Przegląd resortów i kontrolę pracy ministrów zapowiedział na sierpień Donald Tusk. Premier mówił, że po wszystkim najsłabsi ministrowie pożegnają się ze stanowiskami. Wakacje zbliżają się jednak ku końcowi, a wyników przeglądu nie ogłoszono. Nie jest nawet pewne, czy w ogóle był - pisze na swojej stronie internetowej "Newsweek".

Reklama

Według tygodnika, do oceny ministrów nie palą się ani ludowcy, ani politycy Platformy Obywatelskiej. Wiadomo jednak nie od dziś, że najsłabiej oceniane są dwie osoby: szefowa resortu edukacji Katarzyna Hall oraz minister pracy i polityki społecznej Jolanta Fedak.

"Niewykluczone, że dojdzie do wymiany. My weźmiemy resort edukacji. Tam jest sporo funduszy na informatyzację szkół. Można byłoby dofinansować placówki wiejskie i w ten sposób moglibyśmy poprawić tam sytuację. Natomiast Platforma dostałaby w zamian resort pracy i polityki społecznej" - mówi "Newsweekowi" osoba związana z ludowcami. Tygodnik donosi, że PSL stawia jednak warunek: nie chce oddać kontroli nad KRUS.

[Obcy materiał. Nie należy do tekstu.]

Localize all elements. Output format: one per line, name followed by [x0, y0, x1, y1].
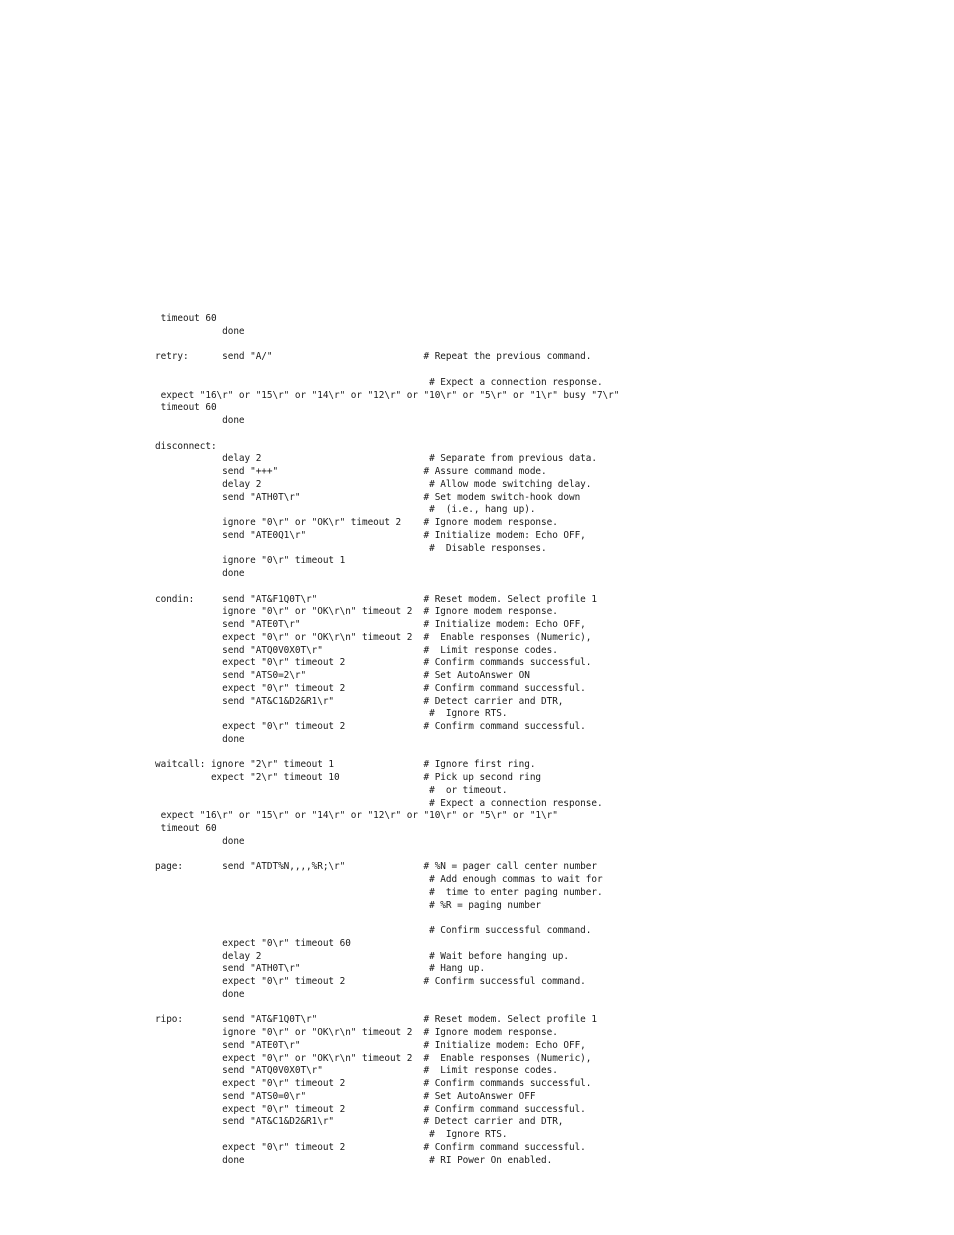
- code-line: delay 2 # Wait before hanging up.: [155, 950, 569, 962]
- code-line: # Expect a connection response.: [155, 797, 603, 809]
- code-line: send "ATQ0V0X0T\r" # Limit response codes.: [155, 644, 558, 656]
- code-line: # Disable responses.: [155, 542, 547, 554]
- code-line: send "ATE0Q1\r" # Initialize modem: Echo OFF,: [155, 529, 586, 541]
- code-line: page: send "ATDT%N,,,,%R;\r" # %N = pager call center number: [155, 861, 597, 873]
- code-line: # Ignore RTS.: [155, 1129, 508, 1140]
- code-listing: [155, 313, 935, 1167]
- code-line: # (i.e., hang up).: [155, 504, 536, 516]
- code-line: condin: send "AT&F1Q0T\r" # Reset modem. Select profile 1: [155, 593, 597, 605]
- code-line: timeout 60: [155, 402, 217, 414]
- code-line: expect "0\r" timeout 2 # Confirm commands successful.: [155, 657, 592, 669]
- code-line: send "ATE0T\r" # Initialize modem: Echo OFF,: [155, 1039, 586, 1051]
- code-line: done: [155, 733, 245, 745]
- code-line: send "ATQ0V0X0T\r" # Limit response codes.: [155, 1065, 558, 1077]
- code-line: [155, 428, 935, 441]
- code-line: expect "0\r" timeout 2 # Confirm commands successful.: [155, 1078, 592, 1089]
- code-line: [155, 339, 935, 352]
- code-line: done: [155, 988, 245, 1000]
- code-line: send "ATS0=2\r" # Set AutoAnswer ON: [155, 670, 530, 681]
- code-line: send "+++" # Assure command mode.: [155, 466, 547, 477]
- code-line: done: [155, 568, 245, 579]
- code-line: # Add enough commas to wait for: [155, 874, 603, 885]
- code-line: [155, 849, 935, 862]
- code-line: # Ignore RTS.: [155, 708, 508, 720]
- code-line: send "ATH0T\r" # Set modem switch-hook down: [155, 491, 581, 503]
- code-line: retry: send "A/" # Repeat the previous command.: [155, 351, 592, 363]
- code-line: # Confirm successful command.: [155, 925, 592, 936]
- code-line: expect "0\r" or "OK\r\n" timeout 2 # Enable responses (Numeric),: [155, 631, 592, 643]
- code-line: [155, 747, 935, 760]
- code-line: send "ATE0T\r" # Initialize modem: Echo OFF,: [155, 619, 586, 630]
- code-line: timeout 60: [155, 313, 217, 324]
- code-line: [155, 912, 935, 925]
- code-line: [155, 1002, 935, 1015]
- code-line: expect "0\r" timeout 2 # Confirm command successful.: [155, 721, 586, 732]
- code-line: expect "0\r" or "OK\r\n" timeout 2 # Enable responses (Numeric),: [155, 1052, 592, 1064]
- code-line: ignore "0\r" or "OK\r\n" timeout 2 # Ignore modem response.: [155, 606, 558, 618]
- code-line: # or timeout.: [155, 784, 508, 796]
- code-line: [155, 364, 935, 377]
- code-line: delay 2 # Separate from previous data.: [155, 453, 597, 465]
- code-line: disconnect:: [155, 440, 217, 452]
- code-line: [155, 581, 935, 594]
- code-line: waitcall: ignore "2\r" timeout 1 # Ignore first ring.: [155, 759, 536, 771]
- code-line: done: [155, 415, 245, 426]
- code-line: ignore "0\r" or "OK\r" timeout 2 # Ignore modem response.: [155, 517, 558, 528]
- code-line: timeout 60: [155, 823, 217, 834]
- code-line: done: [155, 835, 245, 847]
- code-line: expect "0\r" timeout 2 # Confirm successful command.: [155, 976, 586, 987]
- code-line: # %R = paging number: [155, 899, 542, 911]
- code-line: delay 2 # Allow mode switching delay.: [155, 478, 592, 490]
- code-line: # time to enter paging number.: [155, 886, 603, 898]
- code-line: expect "2\r" timeout 10 # Pick up second ring: [155, 772, 542, 783]
- code-line: expect "0\r" timeout 2 # Confirm command successful.: [155, 1103, 586, 1115]
- code-line: send "ATH0T\r" # Hang up.: [155, 963, 486, 975]
- code-line: expect "0\r" timeout 2 # Confirm command successful.: [155, 682, 586, 694]
- code-line: ignore "0\r" or "OK\r\n" timeout 2 # Ignore modem response.: [155, 1027, 558, 1038]
- code-line: done # RI Power On enabled.: [155, 1154, 553, 1166]
- code-line: send "AT&C1&D2&R1\r" # Detect carrier and DTR,: [155, 1116, 564, 1128]
- code-line: expect "16\r" or "15\r" or "14\r" or "12\r" or "10\r" or "5\r" or "1\r" busy "7\r": [155, 389, 620, 401]
- code-line: # Expect a connection response.: [155, 376, 603, 388]
- code-line: ripo: send "AT&F1Q0T\r" # Reset modem. Select profile 1: [155, 1014, 597, 1026]
- code-line: done: [155, 325, 245, 337]
- code-line: send "AT&C1&D2&R1\r" # Detect carrier and DTR,: [155, 695, 564, 707]
- code-line: send "ATS0=0\r" # Set AutoAnswer OFF: [155, 1090, 536, 1102]
- code-line: expect "0\r" timeout 2 # Confirm command successful.: [155, 1141, 586, 1153]
- code-line: ignore "0\r" timeout 1: [155, 555, 346, 567]
- code-line: expect "16\r" or "15\r" or "14\r" or "12\r" or "10\r" or "5\r" or "1\r": [155, 810, 558, 822]
- code-line: expect "0\r" timeout 60: [155, 937, 351, 949]
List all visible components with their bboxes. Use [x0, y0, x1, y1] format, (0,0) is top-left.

Ludowcy w prywatnych rozmowach przyznają, że nie są do końca zadowoleni z ministra rolnictwa. W jego sprawie jednak decyzje nie zapadły. O swoje stanowisko może być natomiast spokojny minister infrastruktury Cezary Grabarczyk, do niedawna murowany kandydat do dymisji.

Reklama

"Do wymiany w ministerstwach może dojść wiosną. Może odejść nawet pięciu ministrów, którzy zostaną kandydatami do europarlamentu" - zdradza "Newsweekowi" wysoko postawiony polityk PSL. Według informatorów gazety, do europarlamentu PO może zesłać m.in. minister zdrowia Ewę Kopacz.